While protest and rock ‘n’ roll go a long way in history, it was empathy that musicians appealed for at the Bacardi NH7 Weekender festival that kickstarted Friday at Laxmi Lawns, Magarpatta.
From the debate on intolerance to the Chennai floods, musicians appealed audiences to recognise their larger social responsibility.
After an electrifying set as Carnatic rock act Baiju Dharmajan Syndicate wrapped up its act, they reminded the audience about the Chennai floods and had a special request, “Don’t just change the colour of your Facebook profile picture to show solidarity. Do something, move yourself physically to do something real. They need your help.”
Easily one of the most popular Indian acts, Dhruv Voyage, where artiste Dhruv Ghanekar collaborated with some well-known desi and international artists, also had something special for audiences – Ghanekar’s first ever song with a political angle. At the end of his band’s 40-minute act that featured songs from his recent Coke studio stint as well, the best received song was Revolution.

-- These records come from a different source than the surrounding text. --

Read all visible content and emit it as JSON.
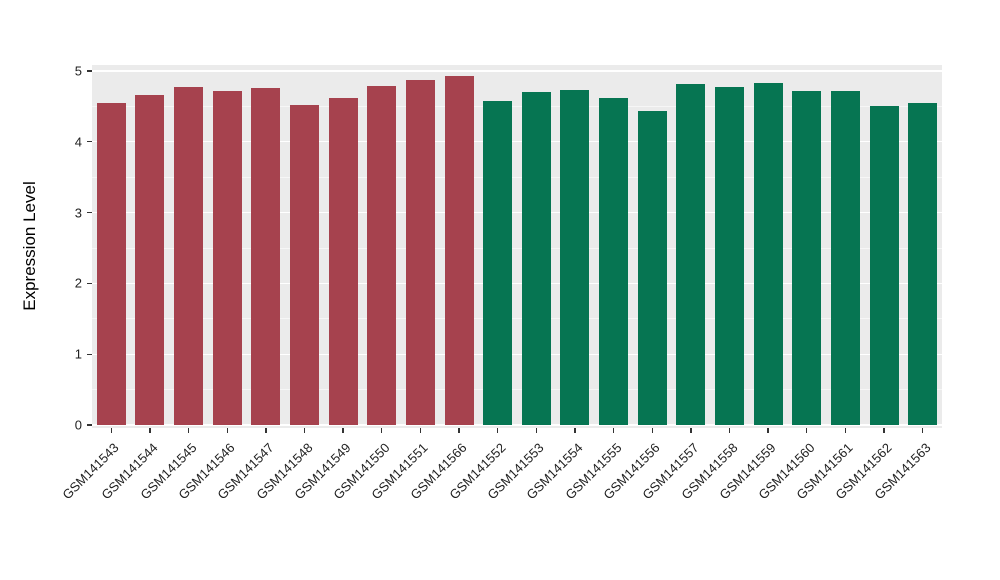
{
  "chart_data": {
    "type": "bar",
    "title": "",
    "xlabel": "",
    "ylabel": "Expression Level",
    "ylim": [
      0,
      5
    ],
    "yticks": [
      0,
      1,
      2,
      3,
      4,
      5
    ],
    "minor_ticks": [
      0.5,
      1.5,
      2.5,
      3.5,
      4.5
    ],
    "grid": true,
    "legend": "none",
    "panel_background": "#EBEBEB",
    "grid_color": "#FFFFFF",
    "categories": [
      "GSM141543",
      "GSM141544",
      "GSM141545",
      "GSM141546",
      "GSM141547",
      "GSM141548",
      "GSM141549",
      "GSM141550",
      "GSM141551",
      "GSM141566",
      "GSM141552",
      "GSM141553",
      "GSM141554",
      "GSM141555",
      "GSM141556",
      "GSM141557",
      "GSM141558",
      "GSM141559",
      "GSM141560",
      "GSM141561",
      "GSM141562",
      "GSM141563"
    ],
    "values": [
      4.55,
      4.66,
      4.78,
      4.72,
      4.76,
      4.52,
      4.62,
      4.79,
      4.87,
      4.93,
      4.58,
      4.7,
      4.73,
      4.62,
      4.44,
      4.81,
      4.77,
      4.83,
      4.72,
      4.72,
      4.5,
      4.55
    ],
    "bar_groups": [
      0,
      0,
      0,
      0,
      0,
      0,
      0,
      0,
      0,
      0,
      1,
      1,
      1,
      1,
      1,
      1,
      1,
      1,
      1,
      1,
      1,
      1
    ],
    "group_colors": [
      "#A6424E",
      "#067552"
    ]
  }
}
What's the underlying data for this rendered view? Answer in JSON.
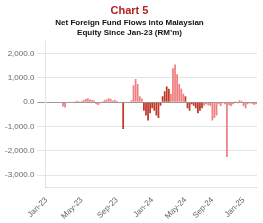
{
  "chart_data": {
    "type": "bar",
    "title": "Chart 5",
    "subtitle": "Net Foreign Fund Flows into Malaysian\nEquity Since Jan-23 (RM’m)",
    "categories": [
      "Jan-23",
      null,
      null,
      null,
      null,
      null,
      null,
      null,
      null,
      null,
      null,
      null,
      null,
      null,
      null,
      null,
      null,
      "May-23",
      null,
      null,
      null,
      null,
      null,
      null,
      null,
      null,
      null,
      null,
      null,
      null,
      null,
      null,
      null,
      null,
      "Sep-23",
      null,
      null,
      null,
      null,
      null,
      null,
      null,
      null,
      null,
      null,
      null,
      null,
      null,
      null,
      null,
      null,
      "Jan-24",
      null,
      null,
      null,
      null,
      null,
      null,
      null,
      null,
      null,
      null,
      null,
      null,
      null,
      null,
      null,
      "May-24",
      null,
      null,
      null,
      null,
      null,
      null,
      null,
      null,
      null,
      null,
      null,
      null,
      "Sep-24",
      null,
      null,
      null,
      null,
      null,
      null,
      null,
      null,
      null,
      null,
      null,
      null,
      null,
      null,
      "Jan-25",
      null,
      null,
      null,
      null,
      null,
      null
    ],
    "values": [
      -20,
      -15,
      -10,
      -5,
      -25,
      -10,
      -15,
      -10,
      -180,
      -220,
      -5,
      -30,
      -15,
      -10,
      40,
      60,
      30,
      50,
      90,
      130,
      160,
      110,
      90,
      70,
      -80,
      -110,
      -40,
      30,
      90,
      110,
      160,
      130,
      70,
      90,
      50,
      -5,
      -10,
      -1100,
      -20,
      -15,
      -20,
      80,
      700,
      950,
      750,
      250,
      150,
      -350,
      -550,
      -750,
      -450,
      -250,
      -350,
      -550,
      -650,
      -150,
      250,
      450,
      650,
      550,
      350,
      1400,
      1550,
      1150,
      750,
      550,
      350,
      250,
      -250,
      -350,
      -80,
      -150,
      -250,
      -450,
      -350,
      -250,
      -150,
      -80,
      -120,
      -160,
      -750,
      -650,
      -550,
      -80,
      -160,
      -40,
      -80,
      -2250,
      -120,
      -160,
      -80,
      40,
      -40,
      80,
      60,
      -160,
      -250,
      -80,
      -40,
      -60,
      -100,
      -80
    ],
    "colors": [
      "#f08080",
      "#f08080",
      "#f08080",
      "#f08080",
      "#f08080",
      "#f08080",
      "#f08080",
      "#f08080",
      "#f08080",
      "#f08080",
      "#f08080",
      "#f08080",
      "#f08080",
      "#f08080",
      "#f08080",
      "#f08080",
      "#f08080",
      "#f08080",
      "#f08080",
      "#f08080",
      "#f08080",
      "#f08080",
      "#f08080",
      "#f08080",
      "#f08080",
      "#f08080",
      "#f08080",
      "#f08080",
      "#f08080",
      "#f08080",
      "#f08080",
      "#f08080",
      "#f08080",
      "#f08080",
      "#f08080",
      "#f08080",
      "#f08080",
      "#c0392b",
      "#f08080",
      "#f08080",
      "#f08080",
      "#f08080",
      "#f08080",
      "#f08080",
      "#f08080",
      "#f08080",
      "#f08080",
      "#c0392b",
      "#c0392b",
      "#c0392b",
      "#c0392b",
      "#c0392b",
      "#c0392b",
      "#c0392b",
      "#c0392b",
      "#c0392b",
      "#c0392b",
      "#c0392b",
      "#c0392b",
      "#c0392b",
      "#f08080",
      "#f08080",
      "#f08080",
      "#f08080",
      "#f08080",
      "#f08080",
      "#f08080",
      "#c0392b",
      "#c0392b",
      "#c0392b",
      "#c0392b",
      "#c0392b",
      "#c0392b",
      "#c0392b",
      "#c0392b",
      "#c0392b",
      "#f08080",
      "#f08080",
      "#f08080",
      "#f08080",
      "#f08080",
      "#f08080",
      "#f08080",
      "#f08080",
      "#f08080",
      "#f08080",
      "#f08080",
      "#f08080",
      "#f08080",
      "#f08080",
      "#f08080",
      "#f08080",
      "#f08080",
      "#f08080",
      "#f08080",
      "#f08080",
      "#f08080",
      "#f08080",
      "#f08080",
      "#f08080",
      "#f08080",
      "#f08080"
    ],
    "ylim": [
      -3500,
      2500
    ],
    "yticks": [
      {
        "value": -3000,
        "label": "-3,000.0"
      },
      {
        "value": -2000,
        "label": "-2,000.0"
      },
      {
        "value": -1000,
        "label": "-1,000.0"
      },
      {
        "value": 0,
        "label": "0.0"
      },
      {
        "value": 1000,
        "label": "1,000.0"
      },
      {
        "value": 2000,
        "label": "2,000.0"
      }
    ],
    "grid": true
  }
}
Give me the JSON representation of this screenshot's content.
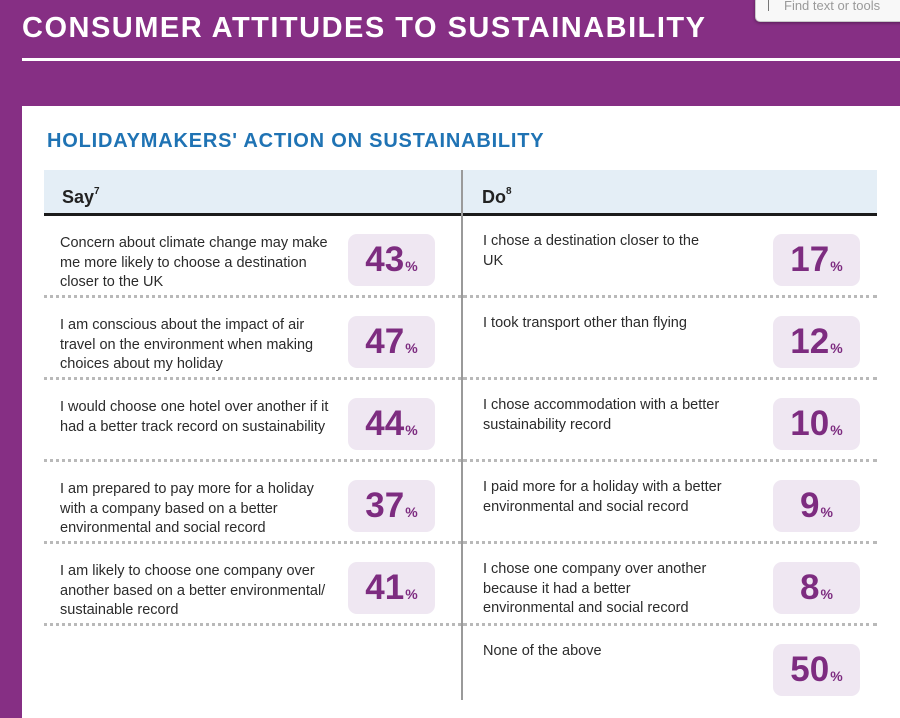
{
  "page": {
    "title": "CONSUMER ATTITUDES TO SUSTAINABILITY",
    "search_placeholder": "Find text or tools"
  },
  "section": {
    "title": "HOLIDAYMAKERS' ACTION ON SUSTAINABILITY"
  },
  "columns": {
    "say": {
      "label": "Say",
      "footnote": "7"
    },
    "do": {
      "label": "Do",
      "footnote": "8"
    }
  },
  "say_rows": [
    {
      "text": "Concern about climate change may make me more likely to choose a destination closer to the UK",
      "value": "43",
      "unit": "%"
    },
    {
      "text": "I am conscious about the impact of air travel on the environment when making choices about my holiday",
      "value": "47",
      "unit": "%"
    },
    {
      "text": "I would choose one hotel over another if it had a better track record on sustainability",
      "value": "44",
      "unit": "%"
    },
    {
      "text": "I am prepared to pay more for a holiday with a company based on a better environmental and social record",
      "value": "37",
      "unit": "%"
    },
    {
      "text": "I am likely to choose one company over another based on a better environmental/ sustainable record",
      "value": "41",
      "unit": "%"
    }
  ],
  "do_rows": [
    {
      "text": "I chose a destination closer to the UK",
      "value": "17",
      "unit": "%"
    },
    {
      "text": "I took transport other than flying",
      "value": "12",
      "unit": "%"
    },
    {
      "text": "I chose accommodation with a better sustainability record",
      "value": "10",
      "unit": "%"
    },
    {
      "text": "I paid more for a holiday with a better environmental and social record",
      "value": "9",
      "unit": "%"
    },
    {
      "text": "I chose one company over another because it had a better environmental and social record",
      "value": "8",
      "unit": "%"
    },
    {
      "text": "None of the above",
      "value": "50",
      "unit": "%"
    }
  ],
  "colors": {
    "background_purple": "#862f84",
    "heading_blue": "#1f73b4",
    "value_purple": "#7d2c80",
    "value_box": "#efe7f2",
    "header_band": "#e4eef6"
  }
}
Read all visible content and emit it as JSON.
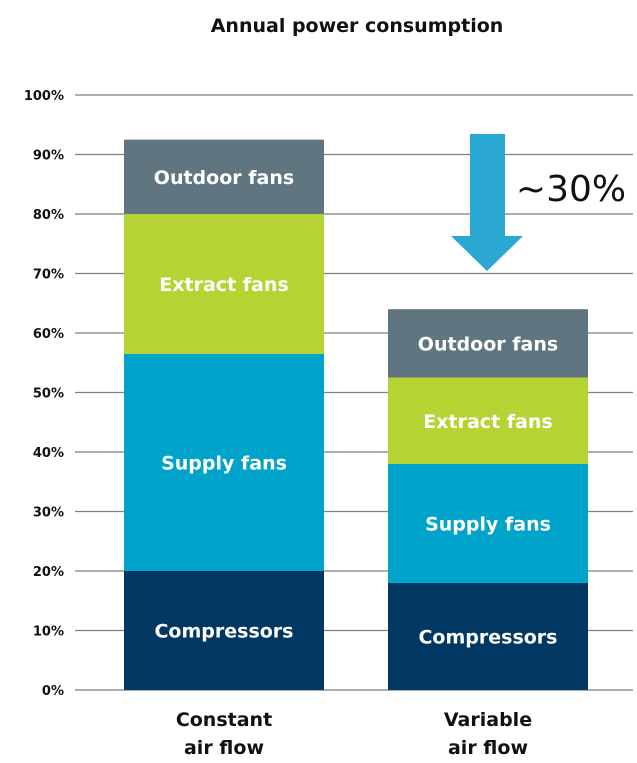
{
  "chart_data": {
    "type": "bar",
    "stacked": true,
    "title": "Annual power consumption",
    "xlabel": "",
    "ylabel": "",
    "ylim": [
      0,
      100
    ],
    "y_ticks": [
      "0%",
      "10%",
      "20%",
      "30%",
      "40%",
      "50%",
      "60%",
      "70%",
      "80%",
      "90%",
      "100%"
    ],
    "y_tick_values": [
      0,
      10,
      20,
      30,
      40,
      50,
      60,
      70,
      80,
      90,
      100
    ],
    "grid": true,
    "categories": [
      [
        "Constant",
        "air flow"
      ],
      [
        "Variable",
        "air flow"
      ]
    ],
    "series": [
      {
        "name": "Compressors",
        "values": [
          20,
          18
        ],
        "color": "#003863"
      },
      {
        "name": "Supply fans",
        "values": [
          36.5,
          20
        ],
        "color": "#00A3C9"
      },
      {
        "name": "Extract fans",
        "values": [
          23.5,
          14.5
        ],
        "color": "#B6D334"
      },
      {
        "name": "Outdoor fans",
        "values": [
          12.5,
          11.5
        ],
        "color": "#5F7580"
      }
    ],
    "annotation": {
      "text": "~30%",
      "arrow_color": "#2AA8D2"
    }
  }
}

Ghanekar, who believes that artistes need to stand up and speak out had audiences screaming as he belted out, “Focus, who are the f***kers behind the mask..”
Like every year, music remained the high point of the festival with the last act of Scottish post-rock quintet Mogwai having the final say.
While post rock had long been relegated to the margins in 2015, Mogwai, who have consistently put out innovative material, owned the stage playing a delectable set comprising some of their best-known tracks such as Rano pano and Auto rock.
Despite having talent, some great songs, and with youth on their side, the UK-based act, The Clameens, failed to make their mark with audiences with Delhi based singer-songwriter Prateek Kuhad’s dreamy numbers like Tune Kaha maine, sun liyaaa forcing people to sing along with him.
While ample parking available near the venues was a big thumbs-up and some lessons seemed to have been learned from the previous year’s experiences as far as traffic management was concerned, people complained of the lack of visual treats.
“NH7 weekender is as much about the design and visual treat as the music. This year, there were no art installations like the Rockness Monster which was like a giant hand-snake rising out of water or these flowers that would light up when we would sit. Those were fun,” said Nishi Mehra.